Peut-être le pire clip du groupe, mais quelle chanson incroyable. “In the End” a tout, Chester et Mike y trouvent un équilibre parfait entre rap, rock et mélodie. Elle a été décrite par Chester comme une « pure chanson pop », tandis que Mike la considère comme l’un des morceaux les plus pop de Linkin Park. C’est aussi et avant tout la chanson la plus streamée sur Spotify avec 2,66 milliards d’écoutes. Avec “In the End”, c’est toute une génération de gamins qui a découvert le néo metal, portée par ce mélange unique de piano mélancolique, de flow rageur et de refrains cathartiques.

 

8. My December

Une ballade d’hiver, rare et désarmante. Écrite sur la route en 2000, “My December” capture la solitude du succès et la nostalgie des absents. La neige, la distance, le regret : tout y est.. Avec son piano délicat et sa mélancolie apaisée, le morceau révèle un autre visage de Linkin Park, celui de la douceur et du repli.

“My December”, c’est la chanson de Noël de Linkin Park ici sublimée par la voix d’Emily Armstrong lors de leur dernière tournée en date.

 

9. Somewhere I Belong

Premier single de Meteora, “Somewhere I Belong” résume tout ce que Linkin Park sait faire : murs de guitares, refrains déchirants, quête d’appartenance. Les premieres notes un peu etrange sont en fait un sample d’une partie de guitare jouer par Chester. Shinoda a eu l’idée de la retourner, d’y ajouter des effets et de la découper en quatre segments qu’il a réarrangés à l’envers. À force de manipulations, le riff s’est transformé en une texture totalement nouvelle, presque méconnaissable.

Le clip signé Joe Hahn, mélange de rêve et de douleur, a marqué une génération entière. Un classique indéboulonnable.

 

10. Krwlng

Version réinventée de “Crawling”, extraite de Reanimation, ce remix glitché avec Aaron Lewis (Staind) transcende l’original. La voix trafiquée de Chester devient fantomatique, presque spectral.

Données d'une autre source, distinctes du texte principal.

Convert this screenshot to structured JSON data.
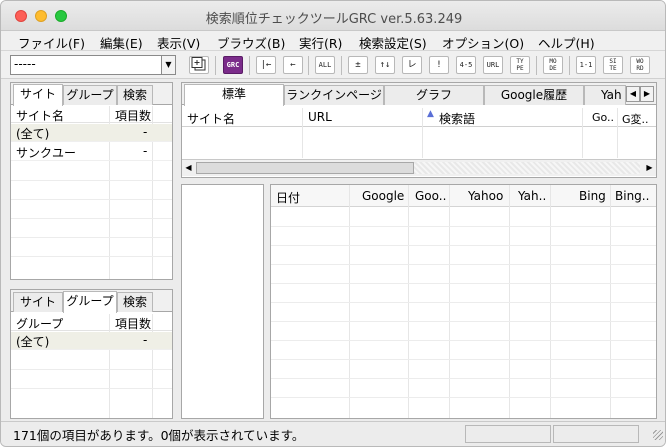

Placer ce titre ici, c’est rendre justice à Reanimation, un disque bien plus audacieux qu’un simple album de remixes.

 

11. One More Light

Chanson bouleversante, écrite en hommage à une proche du groupe disparue d’un cancer, “One More Light” a pris un sens tragique après la mort de Chris Cornell puis plus encore avec celle de Chester.

La chanson n’a pas été rejouée depuis et Mike a expliqué : « Je pense qu’on voulait tous que notre concert dégage une vraie bonne énergie. À l’origine, elle avait été écrite pour une femme du label avec qui on travaillait et qui est décédée. Puis, après la mort de Chester, le monde a décidé qu’elle parlait de lui. Elle est simplement trop triste à jouer. »

Who cares if one more light goes out? Well, we do.

 

12. The Emptiness Machine

C’est la chanson du retour, Emily Armstrong débarque à grands coups de Doc Martens dans nos pauvres dents qui n’en demandaient pas tant, et quelle joie de retrouver cette fougue !

La chanson fut dévoilée lors de leur première performance live depuis la cérémonie en hommage à Chester, alors que le public ignorait tout de l’avenir du groupe. Ce soir-là, c’était la première fois qu’on la voyait sur scène, et la première fois qu’on entendait une nouvelle composition.

Cette performance de “The Emptiness Machine” restera comme un véritable moment d’histoire du rock : Emily, intense et assurée, transforme le micro en trône, tandis que le groupe, fidèle à son ADN, combine riffs puissants et production impeccable signée Shinoda. Une renaissance à la fois spectaculaire et historique.

 

13. Breaking The Habit

Moment suspendu dans leur discographie, “Breaking the Habit” s’écarte un instant du néo metal pour embrasser une tension plus électronique, presque Breakcore. Sur une rythmique Drum’n’bass, la voix de Chester, limpide et fragile, dégage une sincérité à fleur de peau. Moins criée, plus contenue, mais d’une intensité toujours constante.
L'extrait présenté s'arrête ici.